This is, by far, the biggest thing. Ultimately, the Jays have no other alternative than to wait 2013 out. Josh Johnson will come off the books this year, but given he's pitched just 31 innings so far, and has a 5.40 ERA, maybe that's not a bad thing. Kyle Drabek is going to be back to throwing batting practice in two weeks, and Drew Hutchison is about a week behind him. By spring training, they'll presumably be able to provide more value than the Jays are going to be able to get out of either the 4th or the 5th slot in their rotation this year.

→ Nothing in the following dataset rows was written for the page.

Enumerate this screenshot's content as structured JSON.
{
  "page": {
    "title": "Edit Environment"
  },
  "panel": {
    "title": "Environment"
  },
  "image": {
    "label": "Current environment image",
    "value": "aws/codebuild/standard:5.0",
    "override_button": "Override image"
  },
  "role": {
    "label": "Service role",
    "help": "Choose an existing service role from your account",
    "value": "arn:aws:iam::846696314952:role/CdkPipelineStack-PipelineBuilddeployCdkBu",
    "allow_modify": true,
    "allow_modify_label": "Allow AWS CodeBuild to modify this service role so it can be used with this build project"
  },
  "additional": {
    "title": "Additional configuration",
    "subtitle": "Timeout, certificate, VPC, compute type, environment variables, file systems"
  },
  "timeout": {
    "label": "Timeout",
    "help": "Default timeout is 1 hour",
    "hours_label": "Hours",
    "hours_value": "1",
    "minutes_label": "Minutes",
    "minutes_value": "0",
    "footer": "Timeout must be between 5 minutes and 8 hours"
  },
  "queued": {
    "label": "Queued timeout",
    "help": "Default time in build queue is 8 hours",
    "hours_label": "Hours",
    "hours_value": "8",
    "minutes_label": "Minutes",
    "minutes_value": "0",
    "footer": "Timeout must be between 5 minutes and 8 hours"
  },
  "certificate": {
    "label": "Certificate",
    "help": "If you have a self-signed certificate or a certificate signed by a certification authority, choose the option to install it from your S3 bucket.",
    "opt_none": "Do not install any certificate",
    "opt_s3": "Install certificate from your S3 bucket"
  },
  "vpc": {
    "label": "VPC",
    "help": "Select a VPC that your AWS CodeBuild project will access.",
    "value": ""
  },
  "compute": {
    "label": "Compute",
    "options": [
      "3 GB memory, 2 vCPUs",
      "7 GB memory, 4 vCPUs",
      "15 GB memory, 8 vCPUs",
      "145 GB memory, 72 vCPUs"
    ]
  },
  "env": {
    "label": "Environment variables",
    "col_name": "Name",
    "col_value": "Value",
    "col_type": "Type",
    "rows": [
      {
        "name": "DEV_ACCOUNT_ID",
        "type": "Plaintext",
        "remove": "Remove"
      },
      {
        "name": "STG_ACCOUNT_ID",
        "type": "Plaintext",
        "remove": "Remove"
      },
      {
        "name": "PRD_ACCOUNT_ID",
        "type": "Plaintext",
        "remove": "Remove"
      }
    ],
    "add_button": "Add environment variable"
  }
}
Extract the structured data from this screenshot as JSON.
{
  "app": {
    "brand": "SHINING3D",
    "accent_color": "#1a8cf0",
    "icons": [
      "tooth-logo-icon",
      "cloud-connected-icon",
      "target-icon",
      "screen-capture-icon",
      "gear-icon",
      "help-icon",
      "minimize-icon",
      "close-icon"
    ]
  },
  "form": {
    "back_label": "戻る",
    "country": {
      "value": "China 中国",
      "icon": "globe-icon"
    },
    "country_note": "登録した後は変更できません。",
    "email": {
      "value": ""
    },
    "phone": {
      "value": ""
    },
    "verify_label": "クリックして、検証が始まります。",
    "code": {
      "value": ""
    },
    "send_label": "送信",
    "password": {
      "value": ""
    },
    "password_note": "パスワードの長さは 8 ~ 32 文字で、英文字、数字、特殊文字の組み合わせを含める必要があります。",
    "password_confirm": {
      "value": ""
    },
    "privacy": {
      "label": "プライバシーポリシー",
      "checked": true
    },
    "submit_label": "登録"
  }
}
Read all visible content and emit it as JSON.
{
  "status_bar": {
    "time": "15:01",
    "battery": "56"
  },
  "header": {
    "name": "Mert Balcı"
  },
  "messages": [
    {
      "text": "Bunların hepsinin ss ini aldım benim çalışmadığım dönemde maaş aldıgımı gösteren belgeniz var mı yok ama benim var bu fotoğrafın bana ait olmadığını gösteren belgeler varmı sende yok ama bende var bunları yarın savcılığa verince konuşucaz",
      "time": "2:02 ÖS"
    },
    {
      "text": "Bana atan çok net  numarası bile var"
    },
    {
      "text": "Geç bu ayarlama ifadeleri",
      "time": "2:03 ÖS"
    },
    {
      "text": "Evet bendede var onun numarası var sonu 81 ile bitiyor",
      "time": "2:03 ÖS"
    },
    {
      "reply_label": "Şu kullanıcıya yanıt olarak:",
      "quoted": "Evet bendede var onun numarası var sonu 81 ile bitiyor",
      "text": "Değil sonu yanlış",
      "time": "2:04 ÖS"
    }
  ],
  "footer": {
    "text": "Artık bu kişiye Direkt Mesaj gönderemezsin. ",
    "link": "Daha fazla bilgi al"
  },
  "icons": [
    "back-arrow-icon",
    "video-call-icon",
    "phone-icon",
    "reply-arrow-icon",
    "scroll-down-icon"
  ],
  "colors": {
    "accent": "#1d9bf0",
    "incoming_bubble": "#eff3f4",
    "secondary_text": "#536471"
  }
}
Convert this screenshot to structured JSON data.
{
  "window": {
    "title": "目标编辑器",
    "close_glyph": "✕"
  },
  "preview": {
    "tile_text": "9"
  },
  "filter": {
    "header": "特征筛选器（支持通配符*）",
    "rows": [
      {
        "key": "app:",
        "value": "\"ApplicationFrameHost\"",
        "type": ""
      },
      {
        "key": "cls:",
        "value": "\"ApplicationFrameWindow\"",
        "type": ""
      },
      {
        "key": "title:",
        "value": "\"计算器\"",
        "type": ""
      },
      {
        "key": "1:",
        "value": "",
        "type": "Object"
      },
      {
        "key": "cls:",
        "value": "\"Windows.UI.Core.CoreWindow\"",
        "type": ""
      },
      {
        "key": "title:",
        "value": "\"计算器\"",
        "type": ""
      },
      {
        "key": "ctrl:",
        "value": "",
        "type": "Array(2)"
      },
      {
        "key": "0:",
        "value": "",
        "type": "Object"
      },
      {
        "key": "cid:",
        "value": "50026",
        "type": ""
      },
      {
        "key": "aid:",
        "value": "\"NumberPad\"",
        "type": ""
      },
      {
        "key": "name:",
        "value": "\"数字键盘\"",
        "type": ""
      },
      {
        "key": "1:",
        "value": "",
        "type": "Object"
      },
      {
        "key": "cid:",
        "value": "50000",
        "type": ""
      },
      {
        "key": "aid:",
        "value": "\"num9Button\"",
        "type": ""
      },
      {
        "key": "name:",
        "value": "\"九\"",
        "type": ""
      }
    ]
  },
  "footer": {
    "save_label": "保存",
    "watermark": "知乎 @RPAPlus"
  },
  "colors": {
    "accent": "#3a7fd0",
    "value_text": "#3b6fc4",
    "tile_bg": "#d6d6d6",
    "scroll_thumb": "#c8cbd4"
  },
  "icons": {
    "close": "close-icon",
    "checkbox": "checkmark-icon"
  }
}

The best course is probably to bring back largely the same core next year and assume the club is going to have better health and the pitching will regress in a positive way. After all, this is a club that was positioned to reload or rebuild in 2015 or 2016 anyway, when so much money will be freed up. While doing nothing seems relatively easy, it's going to be very hard to hold steady in the face of mounting losses, and as the pressure to do something, anything, to avoid giving the impression that the Jays don't care, mounts.

STEP 3: Drink more.

This one is not so much for the Jays, as it is for the fans. As an avid and aggrieved Minnesota Twins fans, let me assure you that it will pass the time quicker as you wait for the calendar to turn. While I'm reasonably assured by people in the know that Canadians tend to enjoy their spirituous beverages to an ample degree, and that, perhaps encouraging them to drink more heavily might be considered irresponsible, I have faith in you, Canada. If it can't be fixed, at least you can drink away your disappointment.

...On second thought, maybe this is a dangerous habit to get into, considering that the AL East isn't going to get any easier and there's no guarantee of a full return to expected form this year or next. So... two-step plan? Patience is a virtue? Well, you know your tolerance for both alcohol and bad baseball -- combine them as necessary.